The reading from John Chapter 14 is one of the most beloved of the entire canon. “Let not your heart be troubled. Believe in God, believe in me. In my Father’s house are many dwelling places . . .” These words have been solace for the living and the dying for two thousand years, especially when combined with the “faith” demonstrated by Stephen the Martyr. Jesus is God, and all who believe that he rose from the dead will go to heaven. In addition, one of the most magical phrases in Christendom is found in verses 13 and 14: “I will do whatever you ask in my name so that the Father may be glorified in the Son. If in my name you ask me for anything, I will do it.” The spell often seems to work: Parking places materialize; cars stuck in snowbanks are freed; miraculous cures happen against all medical odds. But it is a capricious God that saves some but not others, blesses some but not others, answers some prayers, but not all. So many believers are left wondering where God is, why God does not answer prayer, even prayer in Jesus’s name. But the laws of physics cannot be disregarded or overturned. Believers who want miracles that circumvent the physical laws of the Universe will find this interpretation disappointing and frightening.
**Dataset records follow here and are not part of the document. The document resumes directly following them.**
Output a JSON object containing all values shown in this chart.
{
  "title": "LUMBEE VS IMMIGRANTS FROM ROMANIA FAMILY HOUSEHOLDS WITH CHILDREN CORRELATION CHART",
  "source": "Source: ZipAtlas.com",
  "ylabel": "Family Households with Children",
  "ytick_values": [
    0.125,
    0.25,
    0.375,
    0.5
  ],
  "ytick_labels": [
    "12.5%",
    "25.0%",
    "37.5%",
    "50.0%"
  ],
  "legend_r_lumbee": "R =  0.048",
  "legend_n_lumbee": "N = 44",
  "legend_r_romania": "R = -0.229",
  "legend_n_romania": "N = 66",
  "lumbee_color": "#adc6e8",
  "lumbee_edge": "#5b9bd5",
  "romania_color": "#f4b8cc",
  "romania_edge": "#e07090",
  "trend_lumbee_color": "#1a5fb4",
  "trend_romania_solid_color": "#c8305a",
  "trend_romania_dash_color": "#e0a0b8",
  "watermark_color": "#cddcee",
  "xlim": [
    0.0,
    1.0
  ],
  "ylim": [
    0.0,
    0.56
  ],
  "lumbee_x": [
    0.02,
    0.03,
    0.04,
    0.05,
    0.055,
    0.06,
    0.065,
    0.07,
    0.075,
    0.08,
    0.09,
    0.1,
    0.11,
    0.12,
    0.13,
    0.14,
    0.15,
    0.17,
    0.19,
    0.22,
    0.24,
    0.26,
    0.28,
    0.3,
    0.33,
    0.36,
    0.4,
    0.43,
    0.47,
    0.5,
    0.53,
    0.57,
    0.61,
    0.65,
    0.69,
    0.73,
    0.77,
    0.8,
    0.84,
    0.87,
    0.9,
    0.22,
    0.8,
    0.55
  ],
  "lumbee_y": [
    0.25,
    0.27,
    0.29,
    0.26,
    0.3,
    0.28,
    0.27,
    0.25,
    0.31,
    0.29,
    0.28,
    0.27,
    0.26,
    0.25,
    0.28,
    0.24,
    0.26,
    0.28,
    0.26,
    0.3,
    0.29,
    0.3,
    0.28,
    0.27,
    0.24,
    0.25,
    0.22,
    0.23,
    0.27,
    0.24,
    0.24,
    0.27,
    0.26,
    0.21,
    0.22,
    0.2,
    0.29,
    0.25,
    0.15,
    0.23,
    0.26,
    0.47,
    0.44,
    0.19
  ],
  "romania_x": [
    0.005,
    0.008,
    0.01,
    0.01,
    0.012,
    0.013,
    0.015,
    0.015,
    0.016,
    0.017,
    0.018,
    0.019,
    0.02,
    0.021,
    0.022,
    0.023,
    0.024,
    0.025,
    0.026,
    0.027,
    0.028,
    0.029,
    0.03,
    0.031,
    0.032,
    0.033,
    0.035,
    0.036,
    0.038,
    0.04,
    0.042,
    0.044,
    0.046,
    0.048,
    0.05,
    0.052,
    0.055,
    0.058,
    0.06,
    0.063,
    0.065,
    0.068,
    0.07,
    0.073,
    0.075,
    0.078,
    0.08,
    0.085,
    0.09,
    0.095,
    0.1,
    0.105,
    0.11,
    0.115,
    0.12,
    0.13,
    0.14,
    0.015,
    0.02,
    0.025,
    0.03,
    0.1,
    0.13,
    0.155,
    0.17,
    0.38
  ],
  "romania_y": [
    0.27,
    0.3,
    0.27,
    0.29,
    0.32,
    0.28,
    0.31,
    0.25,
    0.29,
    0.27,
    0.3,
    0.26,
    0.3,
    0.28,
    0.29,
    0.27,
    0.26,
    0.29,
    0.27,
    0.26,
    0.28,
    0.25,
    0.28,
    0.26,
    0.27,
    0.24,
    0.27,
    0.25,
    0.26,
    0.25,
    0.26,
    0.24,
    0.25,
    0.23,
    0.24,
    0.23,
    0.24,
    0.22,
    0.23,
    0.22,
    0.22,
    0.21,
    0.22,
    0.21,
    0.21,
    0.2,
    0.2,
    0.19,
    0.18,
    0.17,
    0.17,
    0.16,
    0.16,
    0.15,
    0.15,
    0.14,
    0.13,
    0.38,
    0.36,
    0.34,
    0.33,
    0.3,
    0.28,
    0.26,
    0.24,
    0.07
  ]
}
So shall we throw out the entire set of readings? To paraphrase the Apostle Paul, by no means. Jesus’s last teaching to his disciples is not about Jesus’s physical return in an apocalyptic parousia. Instead, John’s Jesus empowers his disciples to continue the work in his name. Jesus says he is going ahead into death to prepare a place for his followers. If they believe him, and trust his words, they will have the same powers he did in this present life. The place that is prepared, to which Jesus said he was going, is not a physical heaven above a triple-decker Universe. Instead, it is a mystery, into which Jesus asks that we have the courage to follow him. Those powers that are ours if we trust his word are neither magical, nor metaphorical. Instead, these powers are those of the profound balance of the natural world. The lilies of the field are clothed; the birds of the air are fed. Followers of Jesus’s Way, who trust the vision that Jesus taught, live in Covenant with creation, not in opposition to it. When we live in alignment with God’s incredible kingdom, we experience inclusive, distributive, justice-compassion, and find peace, regardless of the circumstances. Thus, in partnership with Jesus’s spirit, the Holy Spirit of God/dess, followers of Jesus’s way have the courage and the strength to continue the ongoing great work of justice-compassion here and now.